Chief Financial Officer Julie Brown said that innovative products showcased on fashion catwalks -- including tropical gabardine trenchcoats that start at 1,295 pounds -- have sold well but more needs to be done.
“Our focus is on our brand, our products and returning Burberry to growth,” she told reporters.
Having stripped 20 million pounds from costs last year, Burberry is aims to achieve annual savings of 100 million pounds by the end of 2019.
Burberry benefited from a weaker pound after Britain’s vote to leave the European Union, with adjusted pretax profit for the year to March 31 coming in at 462 million pounds, up 10 percent on a reported basis. Once currency effects were stripped out, however, the profit was down 21 percent.
Brown said spending by Chinese and American tourists taking advantage of the weak pound had contributed to an “exceptional” performance Burberry’s home market while demand also improved in continental Europe.
However, the market in the United States remained highly promotional and sales in Hong Kong were negative for the year, she added.

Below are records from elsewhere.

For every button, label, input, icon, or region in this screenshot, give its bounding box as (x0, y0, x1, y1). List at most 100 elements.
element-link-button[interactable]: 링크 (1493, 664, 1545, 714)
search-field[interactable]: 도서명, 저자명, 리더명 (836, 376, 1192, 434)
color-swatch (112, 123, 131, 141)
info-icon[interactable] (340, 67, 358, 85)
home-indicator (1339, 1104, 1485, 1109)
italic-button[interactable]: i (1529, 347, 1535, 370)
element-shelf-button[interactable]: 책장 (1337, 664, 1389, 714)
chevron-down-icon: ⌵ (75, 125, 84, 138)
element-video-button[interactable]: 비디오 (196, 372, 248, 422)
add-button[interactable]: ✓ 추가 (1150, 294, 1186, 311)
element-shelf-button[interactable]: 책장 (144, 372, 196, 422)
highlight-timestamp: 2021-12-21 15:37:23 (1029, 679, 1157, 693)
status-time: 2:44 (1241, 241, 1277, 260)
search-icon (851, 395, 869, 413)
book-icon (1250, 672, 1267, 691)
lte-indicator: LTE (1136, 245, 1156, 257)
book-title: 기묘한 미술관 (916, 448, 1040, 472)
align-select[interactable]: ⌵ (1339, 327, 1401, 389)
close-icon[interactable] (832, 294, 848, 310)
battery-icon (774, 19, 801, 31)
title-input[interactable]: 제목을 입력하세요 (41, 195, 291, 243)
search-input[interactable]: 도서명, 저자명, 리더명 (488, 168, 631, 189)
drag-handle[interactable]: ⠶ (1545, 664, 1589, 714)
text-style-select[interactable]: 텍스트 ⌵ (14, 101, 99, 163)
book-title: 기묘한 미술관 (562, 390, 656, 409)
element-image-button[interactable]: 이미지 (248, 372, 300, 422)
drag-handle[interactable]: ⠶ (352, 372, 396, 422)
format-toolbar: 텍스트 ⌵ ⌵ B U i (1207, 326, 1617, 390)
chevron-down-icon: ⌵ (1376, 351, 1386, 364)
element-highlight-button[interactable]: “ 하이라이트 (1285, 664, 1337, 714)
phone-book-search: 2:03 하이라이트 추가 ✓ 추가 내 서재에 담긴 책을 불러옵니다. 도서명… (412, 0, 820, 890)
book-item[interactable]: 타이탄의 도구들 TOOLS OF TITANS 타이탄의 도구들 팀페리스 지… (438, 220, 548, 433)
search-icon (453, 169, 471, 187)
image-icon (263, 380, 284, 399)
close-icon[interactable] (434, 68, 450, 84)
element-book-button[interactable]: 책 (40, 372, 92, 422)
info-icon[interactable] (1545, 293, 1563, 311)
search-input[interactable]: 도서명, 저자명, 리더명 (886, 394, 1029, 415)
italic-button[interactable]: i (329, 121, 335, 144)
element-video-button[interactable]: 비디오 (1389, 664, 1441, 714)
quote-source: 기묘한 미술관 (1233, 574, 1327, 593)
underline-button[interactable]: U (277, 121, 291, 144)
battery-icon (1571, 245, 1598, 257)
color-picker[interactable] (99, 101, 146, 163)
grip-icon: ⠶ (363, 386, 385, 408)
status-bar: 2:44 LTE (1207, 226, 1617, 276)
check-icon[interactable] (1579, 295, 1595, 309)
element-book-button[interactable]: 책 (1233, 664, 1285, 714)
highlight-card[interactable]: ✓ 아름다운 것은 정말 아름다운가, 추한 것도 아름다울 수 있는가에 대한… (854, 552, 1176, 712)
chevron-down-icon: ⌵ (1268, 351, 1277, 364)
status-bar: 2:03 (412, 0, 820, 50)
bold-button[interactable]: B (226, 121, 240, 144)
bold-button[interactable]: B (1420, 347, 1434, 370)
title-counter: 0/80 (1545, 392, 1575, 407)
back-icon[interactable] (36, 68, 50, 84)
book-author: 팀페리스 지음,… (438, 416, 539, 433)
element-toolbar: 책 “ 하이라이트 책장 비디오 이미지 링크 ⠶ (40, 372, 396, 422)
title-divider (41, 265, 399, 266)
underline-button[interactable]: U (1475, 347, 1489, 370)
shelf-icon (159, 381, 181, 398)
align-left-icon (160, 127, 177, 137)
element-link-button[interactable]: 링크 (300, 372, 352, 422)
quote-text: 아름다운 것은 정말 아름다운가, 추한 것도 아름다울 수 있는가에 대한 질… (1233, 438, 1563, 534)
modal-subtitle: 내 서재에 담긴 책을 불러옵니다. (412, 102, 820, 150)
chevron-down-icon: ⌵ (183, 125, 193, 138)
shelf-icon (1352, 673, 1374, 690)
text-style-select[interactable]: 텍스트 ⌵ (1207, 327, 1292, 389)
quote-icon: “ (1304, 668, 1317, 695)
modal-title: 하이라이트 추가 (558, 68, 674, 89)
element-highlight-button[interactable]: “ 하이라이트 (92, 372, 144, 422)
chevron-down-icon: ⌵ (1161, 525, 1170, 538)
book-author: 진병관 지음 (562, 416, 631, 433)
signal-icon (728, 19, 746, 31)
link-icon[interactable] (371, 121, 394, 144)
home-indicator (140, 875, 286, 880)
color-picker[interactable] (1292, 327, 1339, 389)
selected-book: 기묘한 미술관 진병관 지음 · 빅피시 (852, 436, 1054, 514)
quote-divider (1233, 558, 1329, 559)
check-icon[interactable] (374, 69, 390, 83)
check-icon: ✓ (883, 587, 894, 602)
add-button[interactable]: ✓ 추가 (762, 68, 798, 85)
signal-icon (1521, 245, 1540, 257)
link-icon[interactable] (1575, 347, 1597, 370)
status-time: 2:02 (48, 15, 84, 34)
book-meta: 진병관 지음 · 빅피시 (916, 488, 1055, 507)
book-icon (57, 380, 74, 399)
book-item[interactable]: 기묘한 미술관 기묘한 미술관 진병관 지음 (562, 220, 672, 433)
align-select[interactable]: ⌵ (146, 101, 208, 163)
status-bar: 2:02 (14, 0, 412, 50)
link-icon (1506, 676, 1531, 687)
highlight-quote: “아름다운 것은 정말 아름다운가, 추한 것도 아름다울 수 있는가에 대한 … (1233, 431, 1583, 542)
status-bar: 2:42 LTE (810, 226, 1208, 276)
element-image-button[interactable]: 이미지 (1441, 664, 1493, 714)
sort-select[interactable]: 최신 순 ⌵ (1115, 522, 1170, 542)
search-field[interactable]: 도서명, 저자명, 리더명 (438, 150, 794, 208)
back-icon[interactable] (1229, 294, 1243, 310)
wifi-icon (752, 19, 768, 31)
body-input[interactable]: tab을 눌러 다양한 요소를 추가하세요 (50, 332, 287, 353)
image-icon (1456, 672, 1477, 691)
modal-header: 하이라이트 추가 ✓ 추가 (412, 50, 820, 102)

The currency windfall enabled Burberry to increase its full-year dividend by 5 percent to 38.9 pence and it also announced a 300 million pound share buyback, funded in part by 150 million pounds of proceeds from a deal to license its fragrance and beauty products to Coty.
Shares in the company, which have risen 10 percent this year against a 20 percent rise for the sector, were up 2.6 percent at 16.83 pounds by 1057 GMT.
Analysts at Citi, which has a neutral rating on the stock, said that consensus earnings per share would rise slightly because the buyback more than offset currency effects this year.
Burberry said the currency boost seen in the past year would reverse this year, with current rates suggesting an adverse impact of about 30 million pounds.